Why does Daisy exist? Here’s why.

Here’s my guess for the vision behind Ian Rogers going to MOG/Beats/Daisy: much tighter integration between the content business and subscription service. The service will have business deals to heavily promote artists. It’s similar to paying radio stations to play a single, but rather than pay them, the label will own one.

If the Daisy service can break even and attract a reasonably large number of users, it will become a marketing platform. It may even become a profit center for the label if it can avoid giving too much of the revenue to other labels.

What did the MOG acquisition cost? I would guess 20 million or so. I think I’ve seen that number around, but if I’m just making it up I bet I’m within ten million. That’s a reasonable budget for a publicity machine with so much potential.

The Daisy service itself will be marketed like a music product. Having a sub will be cultural identity just like those red headphones or the white earbuds before them. Rappers will all have subscriptions. It will be design-forward and style-forward. It will be perky, gym-toned, safely dangerous. Compare to this heinously unhip MOG ad.

Or, that’s Iovine’s vision. I can’t say for Ian or the investors.

Related: Jimmy Iovine on why he can make the on-demand streaming business work:

Why tech companies can’t succeed at music subscriptions:

I was shocked at how culturally inept most consumer electronics
companies are. And what I also learned is that you can build Facebook,
you can build YouTube, you can build Twitter — you can be a tech
company and do that. But those [sites] program themselves.
Subscription needs a programmer. It needs culture. And tech guys can’t
do that. They don’t even know who to hire. They’re utilities.

Why Beats/Daisy will be different:

[Other music subscription] companies, these services, all lack
curation. They call it curation; there’s no curation. That’s what we
did as a record label, we curated. There’s 150 white rappers in
America; we served you one.
We are heavy on curation, and we believe it’s a combination of human
and math. But it’s a give and take.

Right now, somebody’s giving you 12 million songs, and you give them
your credit card, and they tell you “good luck.” You need to have some
kind of help. I’m going to offer you a guide. You don’t have to use
it, but it’s going to be there, and it’s going to be a trusted voice,
and it’s going to be really good.

5 thoughts on “Why does Daisy exist? Here’s why.

  1. value propositions that won’t move the needle:
    – large database (14,000,000) – so what
    – free – you can get that anywhere
    – ubiquitous – ditto
    – discovery – yawn

    Excellent (curated) listening experience with personality + local…Yes. Local personality is the key (IMHO).

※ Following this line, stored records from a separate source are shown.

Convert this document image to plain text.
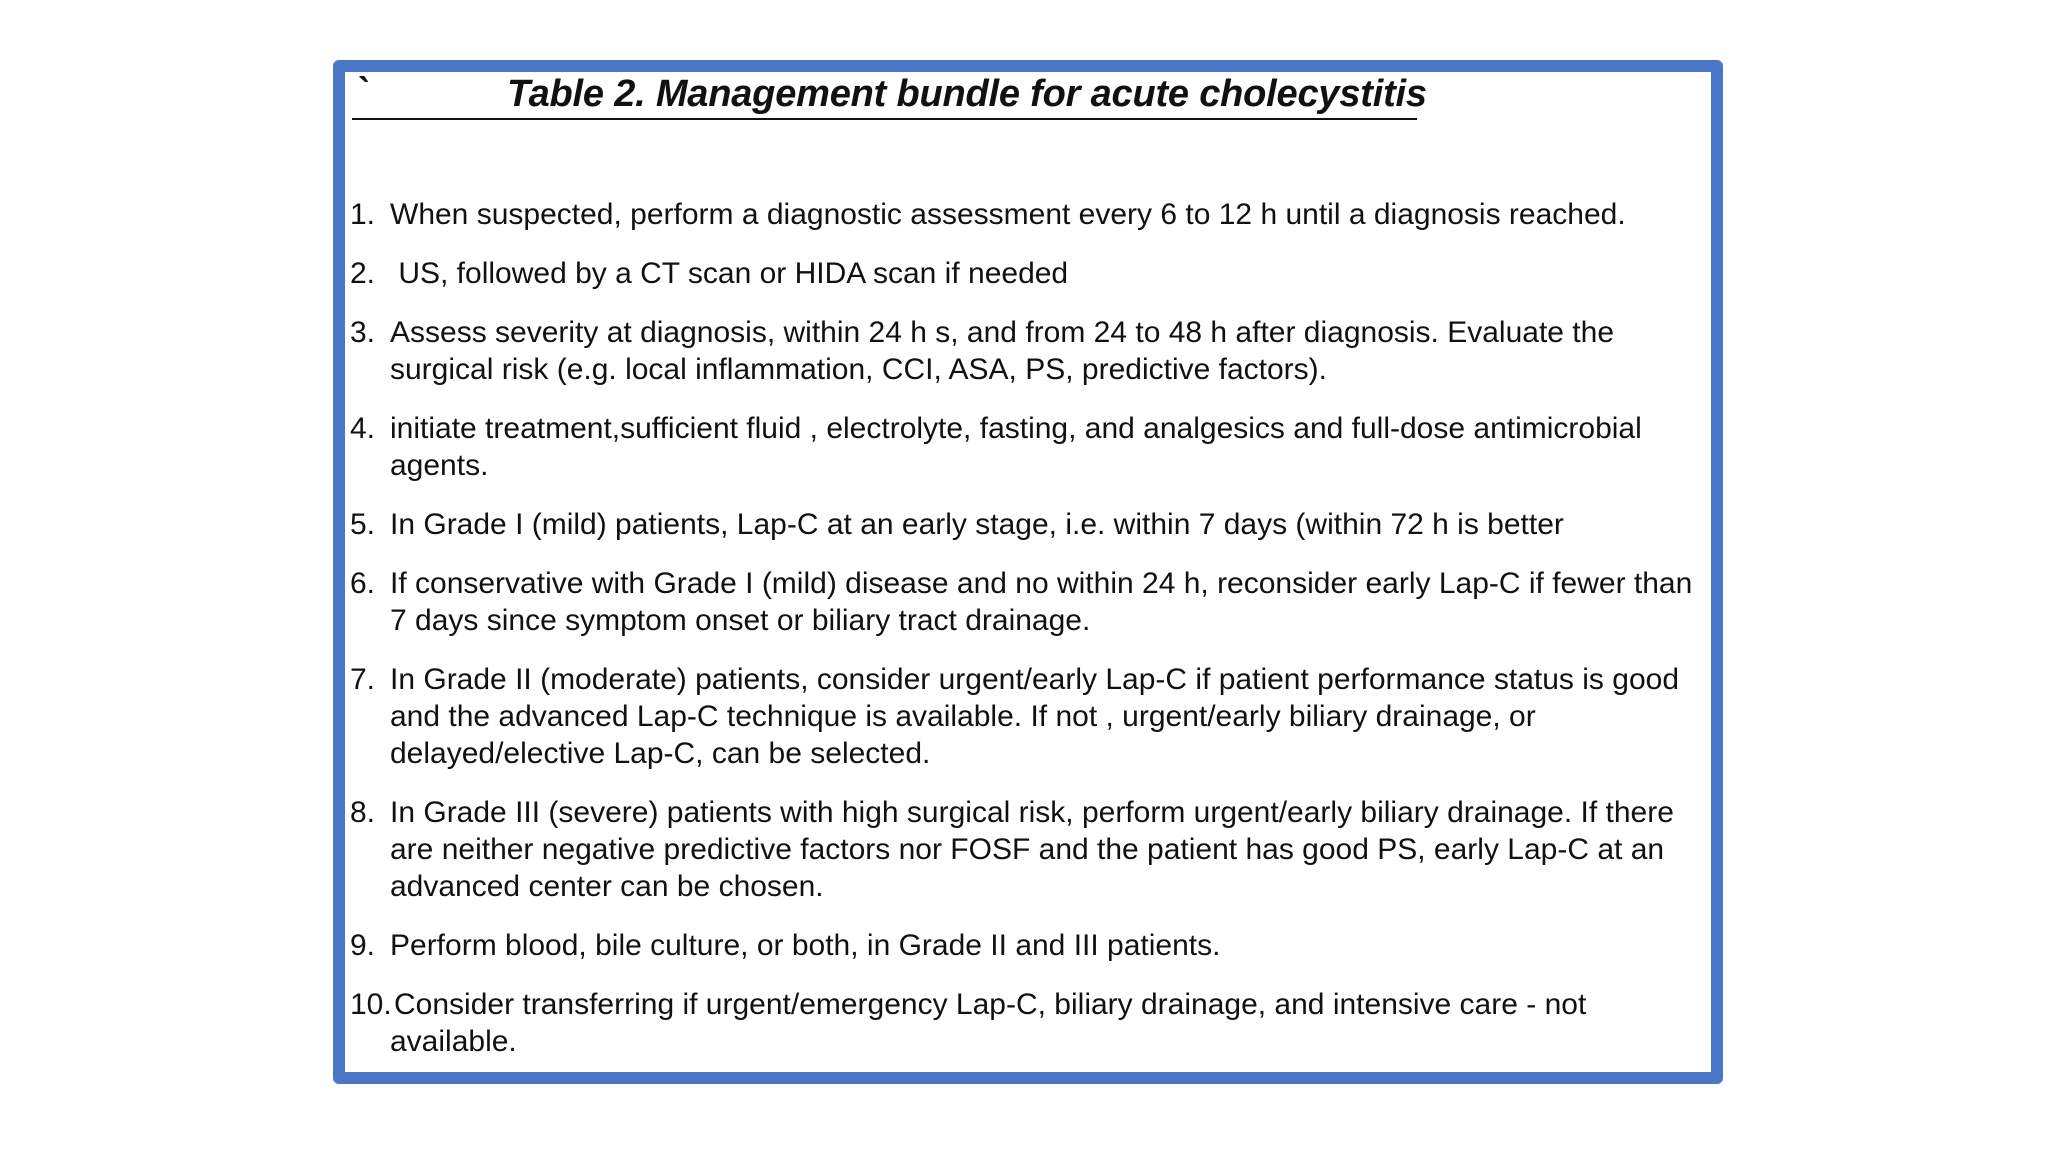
`	Table 2. Management bundle for acute cholecystitis
1. When suspected, perform a diagnostic assessment every 6 to 12 h until a diagnosis reached.
2. US, followed by a CT scan or HIDA scan if needed
3. Assess severity at diagnosis, within 24 h s, and from 24 to 48 h after diagnosis. Evaluate the surgical risk (e.g. local inflammation, CCI, ASA, PS, predictive factors).
4. initiate treatment,sufficient fluid , electrolyte, fasting, and analgesics and full-dose antimicrobial agents.
5. In Grade I (mild) patients, Lap-C at an early stage, i.e. within 7 days (within 72 h is better
6. If conservative with Grade I (mild) disease and no within 24 h, reconsider early Lap-C if fewer than 7 days since symptom onset or biliary tract drainage.
7. In Grade II (moderate) patients, consider urgent/early Lap-C if patient performance status is good and the advanced Lap-C technique is available. If not , urgent/early biliary drainage, or delayed/elective Lap-C, can be selected.
8. In Grade III (severe) patients with high surgical risk, perform urgent/early biliary drainage. If there are neither negative predictive factors nor FOSF and the patient has good PS, early Lap-C at an advanced center can be chosen.
9. Perform blood, bile culture, or both, in Grade II and III patients.
10. Consider transferring if urgent/emergency Lap-C, biliary drainage, and intensive care - not available.
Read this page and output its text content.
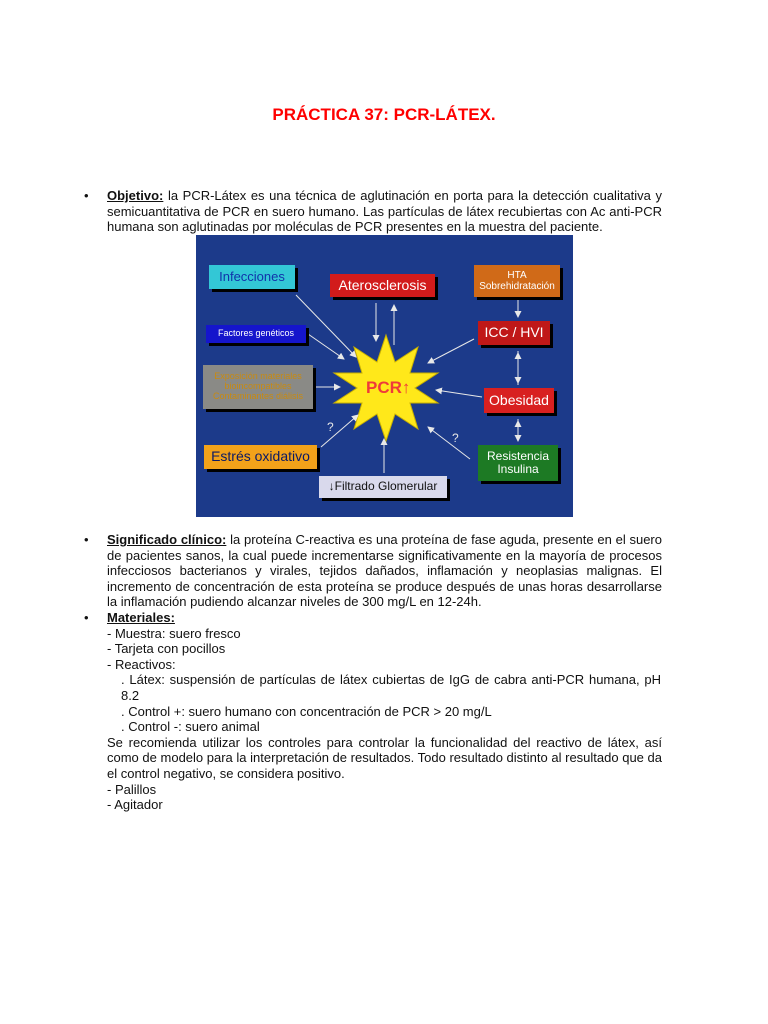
PRÁCTICA 37: PCR-LÁTEX.
• Objetivo: la PCR-Látex es una técnica de aglutinación en porta para la detección cualitativa y semicuantitativa de PCR en suero humano. Las partículas de látex recubiertas con Ac anti-PCR humana son aglutinadas por moléculas de PCR presentes en la muestra del paciente.

PCR↑
?
?
Infecciones
Aterosclerosis
HTA
Sobrehidratación
Factores genéticos	ICC / HVI
Exposición materiales
bioincompatibles
Contaminantes diálisis	Obesidad
Estrés oxidativo	Resistencia
Insulina
↓ Filtrado Glomerular
• Significado clínico: la proteína C-reactiva es una proteína de fase aguda, presente en el suero de pacientes sanos, la cual puede incrementarse significativamente en la mayoría de procesos infecciosos bacterianos y virales, tejidos dañados, inflamación y neoplasias malignas. El incremento de concentración de esta proteína se produce después de unas horas desarrollarse la inflamación pudiendo alcanzar niveles de 300 mg/L en 12-24h.

• Materiales:
- Muestra: suero fresco
- Tarjeta con pocillos
- Reactivos:
. Látex: suspensión de partículas de látex cubiertas de IgG de cabra anti-PCR humana, pH 8.2
. Control +: suero humano con concentración de PCR > 20 mg/L
. Control -: suero animal
Se recomienda utilizar los controles para controlar la funcionalidad del reactivo de látex, así como de modelo para la interpretación de resultados. Todo resultado distinto al resultado que da el control negativo, se considera positivo.
- Palillos
- Agitador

    1. Bruce, when you say local do you mean like local radio, with news about your hometown?

      About the large adatabase, I think if anybody gets a truly encompassing catalog it will matter, but nobody’s even close. I don’t know what the number is, but it wouldn’t surprise me if it was 2X – somewhere around 30 million. Maybe if the database can incorporate YouTube it can get close.

      “Discovery – yawn” – *guffaw*

      But actually, I think that “discovery” is one of the big things people pay for when they get an on-demand service. Unless I’m opening the app with something specific in mind, my first stop is MOG’s “editor’s picks”, Rdio’s “Heavy Rotation”, or the Pitchfork app in Spotify. That’s not about finding new music, it’s about avoiding a lot of clicking around. These discovery features are solving a problem with information architecture.

      But Iovine thinks the real problem is that nobody identifies with on demand services. He thinks people see on demand services as techie gibberish rather than things to love. He thinks there should be people with tatoos or patches for the on demand service. I personally think this might be true! But if so, it’s not the same kind of app as Spotify etc. It’s more like a members-only fan club where the operators of the fan club also own the content.

  2. Curation isn’t the only thing the record companies did. They were gatekeepers that strictly regulated who had access to your ears. And it sucked.

    Iovine is a relic of that era. The new order means ANYONE can be a content creator – and ANYONE can be a curator. Only sheep will allow the record companies to dictate what they listen to these days.

    Having said that, the success of the crappy Beats headphones shows there are a lot of sheep out there. What Iovine really excels at is marketing. Period.

    1. Leo, I think that what Iovine et al do is shape the culture. They have a product to move and they work to make that product cultural currency.

      We all have an opinion on those red headphones, for example. You may have better ones, but it’s between you and yourself. “By Dre” creates an instant emotional response, whereas “Foobar 2000 X500 2T micro sub in-ear lorem ipsum” sounds like “bla bla bla”.

      Yeah, there are a lot of sheep there. Iovine understands their language. He speaks sheep. And I think his career has been thriving since the dawn of Napster.